The Lake Tana Basin in Ethiopia’s highlands is a vital water source for agriculture and hydropower, yet reliable data on evapotranspiration (ET)—a key factor in water management—has been scarce. Daniel W. Mebrie, a researcher at Woldia University’s Water Resources and Irrigation Engineering Department, has tackled this challenge in a new study published in the *Journal of Hydrology: Regional Studies* (የውሃ ንብረት የአካባቢ ምንባብ ዜናፎች), evaluating six remote-sensing and reanalysis ET products to guide irrigation and water planning.
ET measures how much water evaporates from soil and transpires from plants, directly impacting irrigation efficiency and hydropower generation. With limited ground-based weather stations in the basin, Mebrie and his team turned to satellite and model-based datasets—MODIS, WaPOR, ERA5-Ag, ERA5-Land, CFSv2, and TerraClimate—to fill the data gap. Using machine learning in Google Earth Engine, they downscaled these products to 500-meter resolution, ensuring spatial consistency for practical use.
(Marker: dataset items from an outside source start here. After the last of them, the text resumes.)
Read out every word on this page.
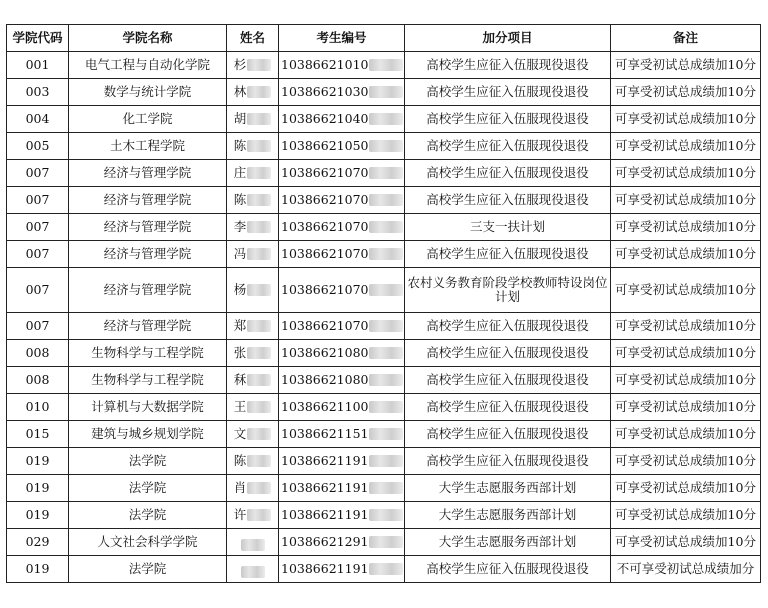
学院代码	学院名称	姓名	考生编号	加分项目	备注

001	电气工程与自动化学院	杉	10386621010	高校学生应征入伍服现役退役	可享受初试总成绩加10分

003	数学与统计学院	林	10386621030	高校学生应征入伍服现役退役	可享受初试总成绩加10分

004	化工学院	胡	10386621040	高校学生应征入伍服现役退役	可享受初试总成绩加10分

005	土木工程学院	陈	10386621050	高校学生应征入伍服现役退役	可享受初试总成绩加10分

007	经济与管理学院	庄	10386621070	高校学生应征入伍服现役退役	可享受初试总成绩加10分

007	经济与管理学院	陈	10386621070	高校学生应征入伍服现役退役	可享受初试总成绩加10分

007	经济与管理学院	李	10386621070	三支一扶计划	可享受初试总成绩加10分

007	经济与管理学院	冯	10386621070	高校学生应征入伍服现役退役	可享受初试总成绩加10分

007	经济与管理学院	杨	10386621070	农村义务教育阶段学校教师特设岗位计划	可享受初试总成绩加10分

007	经济与管理学院	郑	10386621070	高校学生应征入伍服现役退役	可享受初试总成绩加10分

008	生物科学与工程学院	张	10386621080	高校学生应征入伍服现役退役	可享受初试总成绩加10分

008	生物科学与工程学院	秝	10386621080	高校学生应征入伍服现役退役	可享受初试总成绩加10分

010	计算机与大数据学院	王	10386621100	高校学生应征入伍服现役退役	可享受初试总成绩加10分

015	建筑与城乡规划学院	文	10386621151	高校学生应征入伍服现役退役	可享受初试总成绩加10分

019	法学院	陈	10386621191	高校学生应征入伍服现役退役	可享受初试总成绩加10分

019	法学院	肖	10386621191	大学生志愿服务西部计划	可享受初试总成绩加10分

019	法学院	许	10386621191	大学生志愿服务西部计划	可享受初试总成绩加10分

029	人文社会科学学院		10386621291	大学生志愿服务西部计划	可享受初试总成绩加10分

019	法学院		10386621191	高校学生应征入伍服现役退役	不可享受初试总成绩加分
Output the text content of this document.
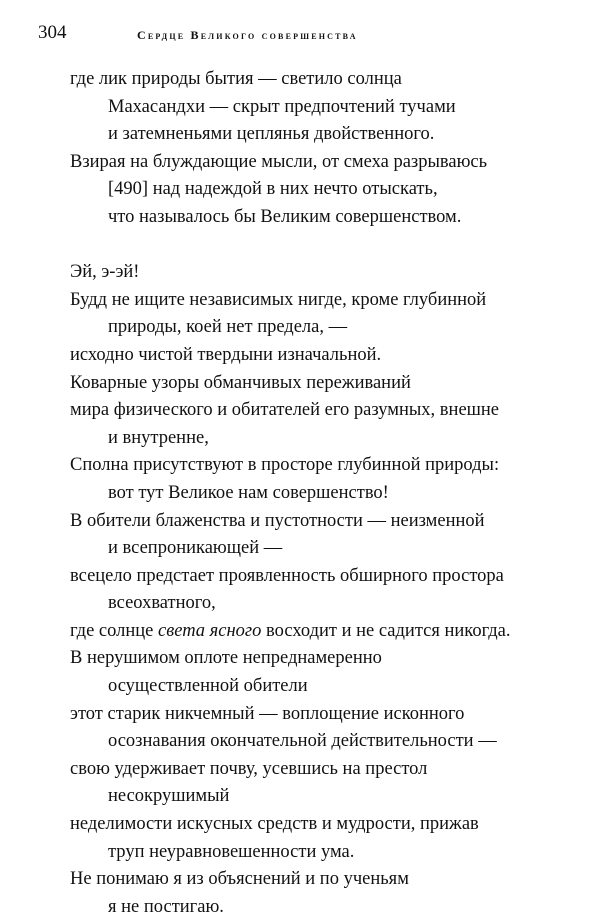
304	Сердце Великого совершенства
где лик природы бытия — светило солнца
Махасандхи — скрыт предпочтений тучами
и затемненьями цеплянья двойственного.
Взирая на блуждающие мысли, от смеха разрываюсь
[490] над надеждой в них нечто отыскать,
что называлось бы Великим совершенством.
Эй, э-эй!
Будд не ищите независимых нигде, кроме глубинной
природы, коей нет предела, —
исходно чистой твердыни изначальной.
Коварные узоры обманчивых переживаний
мира физического и обитателей его разумных, внешне
и внутренне,
Сполна присутствуют в просторе глубинной природы:
вот тут Великое нам совершенство!
В обители блаженства и пустотности — неизменной
и всепроникающей —
всецело предстает проявленность обширного простора
всеохватного,
где солнце света ясного восходит и не садится никогда.
В нерушимом оплоте непреднамеренно
осуществленной обители
этот старик никчемный — воплощение исконного
осознавания окончательной действительности —
свою удерживает почву, усевшись на престол
несокрушимый
неделимости искусных средств и мудрости, прижав
труп неуравновешенности ума.
Не понимаю я из объяснений и по ученьям
я не постигаю.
The results reveal clear winners and laggards. “ERA5-Ag emerged as the most reliable for daily and monthly water management,” Mebrie notes, “with high correlation to ground-truth data and minimal bias.” This makes it a strong candidate for real-time irrigation scheduling and reservoir operations—critical for energy producers relying on consistent water flow.
TerraClimate, while slightly less accurate, captured spatial variability better, particularly its strong inverse relationship with elevation. “This helps us understand how water availability shifts across the basin,” Mebrie explains, “which is essential for long-term climate adaptation in hydropower planning.”
Not all products fared well. WaPOR consistently overestimated ET, MODIS showed large positive bias, and reanalysis models like ERA5-Land and CFSv2 struggled with spatial consistency. These inconsistencies could lead to misinformed water allocation decisions, potentially straining energy infrastructure during peak demand.
For the energy sector, this research signals a shift toward data-driven water management. Hydropower operators could integrate ERA5-Ag into forecasting models to optimize turbine efficiency and reduce spill risks during wet seasons. Meanwhile, TerraClimate’s spatial insights could inform dam siting and watershed conservation strategies.
As climate variability intensifies, the need for accurate ET data grows. Mebrie’s work suggests that combining high-resolution models with ground validation could redefine water-resource planning—not just in Ethiopia, but in data-sparse regions worldwide. The next step? Scaling these methods to support cross-border energy projects and climate resilience initiatives across the Nile Basin.
For now, the message is clear: better ET data isn’t just academic—it’s a lever for smarter, more sustainable energy and water systems.